A gaunt woman stepped forward first—her eyes wide, red with sleeplessness. She seemed to be in her mid 30's yet her appearance was heavily withered. "We believe," she whispered. Then another. A crooked elderly man with missing fingers. "Yes," he rasped. "We believe in Demise."
Then, all at once, like the snap of a bone, the village erupted. Shouts of loyalty. Children held up in the air by desperate mothers. Old men throwing down their prayer beads and stomping them into the mud. Someone lit a torch, then another.
Felix stood frozen in the center of the chaos he had created, watching as the village armed itself. Rusty scythes. Firewood axes. Broken tools turned weapons. They looked like an army of deadmen—but they moved with purpose.
And as he watched them march toward the distant spire of the Salvation Temple, weapons raised, torches burning, he felt it swell in his chest.
Not fear nor any sense of guilt.
But joy.
He had done this. He had brought truth to a dying world. They would rise now, under Demise.
They would cleanse this rot from the inside out.
***
From high above, the fifty crows sat perched atop the leaning cross of an abandoned bell tower, their eyes glowing faintly red, each one tied to Xiang Zainan's vision like a nervous system made of bone and blood.
He watched through all of them at once.
Below, his children marched—his bacteria surging inside their bones and breath. His spirit rode the blood from the food they had consumed. Felix had knowingly bathed every loaf of bread, every bottle of milk, with droplets of crow saliva and blood. The villagers had consumed it with hunger and desperation.
Now they belonged to him.
A deep, slow breath echoed from where his lingering spirit floated among the skeletal trees of the plague graveyard. The dark green mist of spirituality poured into him from every direction—a silent storm of power that only he could see.
It rolled in with every heartbeat of the villagers. With every breath they took. With every death that occurred. A constant stream of dark green fog, sliding between the cracks of reality, sinking into the place where Xiang Zainan waited.
His power grew exponentially. He even had enough vitality to steadily supply himself even in sunlight. Though prolonged exposure would definitely contribute to his undoing.
Originally his abilities couldn't even manifest in the real world - with him just absorbing memories from bacteria. Now, he can control it to the point where it doesn't even have to be commanded, they just act on his will.
He raised a single translucent hand, watching as the surrounding fog pulsed with his power. The spores floating in the air responded—twisting into new patterns.
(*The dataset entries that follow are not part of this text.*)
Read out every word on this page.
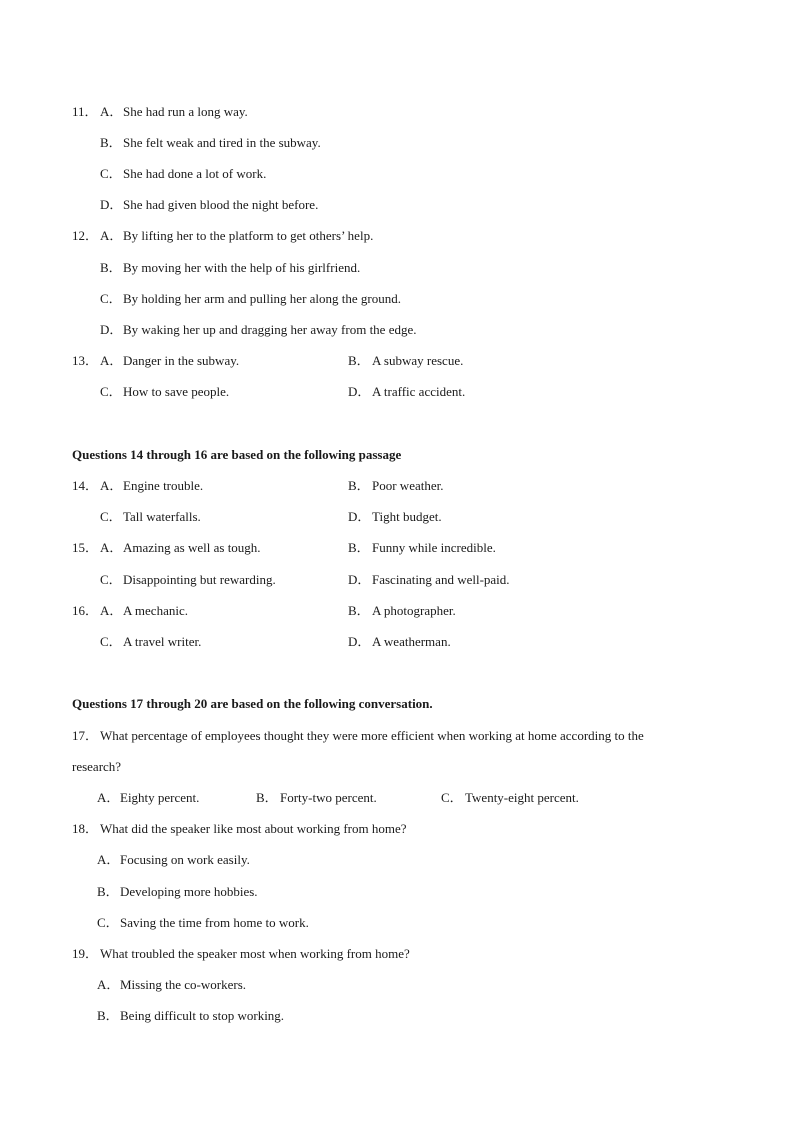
11． A． She had run a long way.
B． She felt weak and tired in the subway.
C． She had done a lot of work.
D． She had given blood the night before.
12． A． By lifting her to the platform to get others’ help.
B． By moving her with the help of his girlfriend.
C． By holding her arm and pulling her along the ground.
D． By waking her up and dragging her away from the edge.
13． A． Danger in the subway.	B． A subway rescue.
C． How to save people.	D． A traffic accident.
Questions 14 through 16 are based on the following passage
14． A． Engine trouble.	B． Poor weather.
C． Tall waterfalls.	D． Tight budget.
15． A． Amazing as well as tough.	B． Funny while incredible.
C． Disappointing but rewarding.	D． Fascinating and well-paid.
16． A． A mechanic.	B． A photographer.
C． A travel writer.	D． A weatherman.
Questions 17 through 20 are based on the following conversation.
17． What percentage of employees thought they were more efficient when working at home according to the
research?
A． Eighty percent.	B． Forty-two percent.	C． Twenty-eight percent.
18． What did the speaker like most about working from home?
A． Focusing on work easily.
B． Developing more hobbies.
C． Saving the time from home to work.
19． What troubled the speaker most when working from home?
A． Missing the co-workers.
B． Being difficult to stop working.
He could now control airborne bacteria.
And this was only the beginning.
'Really, I should feel more bad about draining these people of their life force, but no such feeling is coming to me. Whatever, without my help they would all have soon been dead anyways.'
There was no emotion left in him. No joy nor sorrow. The only emotion he carried with him now was one that kept wanting to get stronger and more powerful. One that craved to take and devour everything this world had to offer.
Maybe Xiang Zainan really was just an evil spirit, just acting based on his new instincts. But he couldn't care less.
And through Felix, his first messenger, the truth would be carried.
Xiang Zainan turned his unseen gaze toward the horizon, where the Salvation Temple stood as a black smudge behind the fog.
'It's probably the time for me to venture outside this field myself now. After all, I can sense the presence of a few beings who can rival my own power right now, and I must grow accustomed to battle - just in case those people show up again.'
Slowly, he started to drift towards the entrance of the graveyard, and with him, millions of bacteria floating in the air around him.